# Como Duplicar PCF7935AS



## gcirvini (Jul 27, 2009)

Hola este integrado es el inmovilizador de kmotor de mi auto, pero tengo una sola llave y si la llego a perder me quedo a pata ya que no voy a poder encencer mi auto, el tema es que yo queria saber como porogramar ese itegrado para hacerle una copia, como leo la memoria interna?
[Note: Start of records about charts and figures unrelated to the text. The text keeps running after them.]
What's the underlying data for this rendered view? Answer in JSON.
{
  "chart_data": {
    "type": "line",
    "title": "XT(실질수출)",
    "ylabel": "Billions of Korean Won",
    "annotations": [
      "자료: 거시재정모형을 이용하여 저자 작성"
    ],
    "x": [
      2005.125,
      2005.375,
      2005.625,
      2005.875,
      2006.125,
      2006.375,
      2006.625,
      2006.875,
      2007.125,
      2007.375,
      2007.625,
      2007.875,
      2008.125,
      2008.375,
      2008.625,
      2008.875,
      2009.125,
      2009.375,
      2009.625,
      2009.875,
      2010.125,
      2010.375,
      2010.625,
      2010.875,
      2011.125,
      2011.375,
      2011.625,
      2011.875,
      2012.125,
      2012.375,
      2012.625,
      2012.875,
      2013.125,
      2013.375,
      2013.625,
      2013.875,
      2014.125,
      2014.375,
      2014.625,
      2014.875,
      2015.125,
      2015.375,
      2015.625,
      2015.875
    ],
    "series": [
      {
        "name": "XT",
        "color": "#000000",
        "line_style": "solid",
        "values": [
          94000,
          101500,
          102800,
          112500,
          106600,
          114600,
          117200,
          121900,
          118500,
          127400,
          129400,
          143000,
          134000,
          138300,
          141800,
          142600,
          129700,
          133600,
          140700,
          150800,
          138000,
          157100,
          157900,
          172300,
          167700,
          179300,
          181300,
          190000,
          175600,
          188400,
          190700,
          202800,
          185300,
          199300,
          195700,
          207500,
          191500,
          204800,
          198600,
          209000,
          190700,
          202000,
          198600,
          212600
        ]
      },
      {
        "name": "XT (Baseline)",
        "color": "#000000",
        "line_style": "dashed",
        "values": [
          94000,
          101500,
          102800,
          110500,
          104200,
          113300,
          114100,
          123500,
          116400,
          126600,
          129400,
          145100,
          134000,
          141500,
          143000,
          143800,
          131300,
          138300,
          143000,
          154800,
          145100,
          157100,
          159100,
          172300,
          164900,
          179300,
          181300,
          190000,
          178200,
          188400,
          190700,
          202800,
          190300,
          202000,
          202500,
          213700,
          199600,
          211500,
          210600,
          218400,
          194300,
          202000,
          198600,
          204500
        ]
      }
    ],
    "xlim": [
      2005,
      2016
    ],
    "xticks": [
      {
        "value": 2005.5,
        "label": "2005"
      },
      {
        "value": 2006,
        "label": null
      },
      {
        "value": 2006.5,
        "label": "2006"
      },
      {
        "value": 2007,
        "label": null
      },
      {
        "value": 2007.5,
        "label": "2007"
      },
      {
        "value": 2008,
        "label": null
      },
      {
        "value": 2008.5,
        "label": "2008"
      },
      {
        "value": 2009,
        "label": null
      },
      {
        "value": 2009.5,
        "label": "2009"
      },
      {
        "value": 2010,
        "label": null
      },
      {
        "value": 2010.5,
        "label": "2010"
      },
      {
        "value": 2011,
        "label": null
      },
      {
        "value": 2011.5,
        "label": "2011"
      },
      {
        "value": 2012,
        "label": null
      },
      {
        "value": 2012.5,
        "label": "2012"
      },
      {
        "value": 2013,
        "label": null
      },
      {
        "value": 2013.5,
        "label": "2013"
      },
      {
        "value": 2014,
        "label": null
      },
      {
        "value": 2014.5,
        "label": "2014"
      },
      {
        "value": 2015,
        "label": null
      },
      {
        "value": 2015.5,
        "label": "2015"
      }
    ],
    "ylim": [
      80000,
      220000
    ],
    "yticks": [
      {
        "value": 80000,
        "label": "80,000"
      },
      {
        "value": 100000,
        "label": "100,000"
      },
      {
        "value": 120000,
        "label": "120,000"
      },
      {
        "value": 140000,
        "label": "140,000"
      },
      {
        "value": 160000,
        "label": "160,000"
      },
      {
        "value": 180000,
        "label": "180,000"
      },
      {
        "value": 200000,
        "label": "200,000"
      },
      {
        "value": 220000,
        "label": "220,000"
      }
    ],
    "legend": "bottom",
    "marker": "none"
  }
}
Se comunica con el telemando de la llave o no?

Muchas Gracias


----------



## jaime betancur (Jul 27, 2009)

Hola, yo tambien tengo el mismo lio con mi vehiculo, hasta donde pude averiguar el integrado lo venden, pero se necesita de una maquina especial para duplicarlo, ya que esto es un chip magnetico,  eso es lo que se. si te refieres a telemando el sistema que controla los seguros del vehiculo es que no se comunican, son sistemas a partes.

saludos


----------



## chenteb (Feb 18, 2013)

les comento que yo tengo un chevrolet corsa 2005 y se rompió el encendido de mi auto, cuando busco la pieza para hacer el remplazo me comentan en la refaccionaria que no va a funcionar que tengo que ir a la agencia de la chevrolet para que me hagan encender el auto, pero como me encanta hacer de todo y aprender de todo pues también soy electrónico aficionado, me encontré que esta parte PCF7935AS estaba alojada en las dos llaves que me entrego la agencia, las saque y se las puse a la nueva llave y voala encendió el coche, esto me llevo como 1/2 hora averiguar como funcionaba pero encontré el modo, lo siguiente es que me di un vuelco a su hoja de datos para saber mas y encontré que era un chip programable de forma magnética y también me hice la pregunta, como duplicar esto pues encontré que el programador cuesta aproximadamente unos 1500 pesos mexicanos y lo que haría falta seria el programador para las llaves de chevrolet aquí les dejo una liga para que vean el programador, creo que seria una buena inversión considerando que la agencia casi cobra 2000 pesos por darte una llave nueva, que por cierto a mi me costo 200 pesos el switch de encendido con dos llaves... seguimos en contacto http://www.ecusells.com/goods.php?id=2294


----------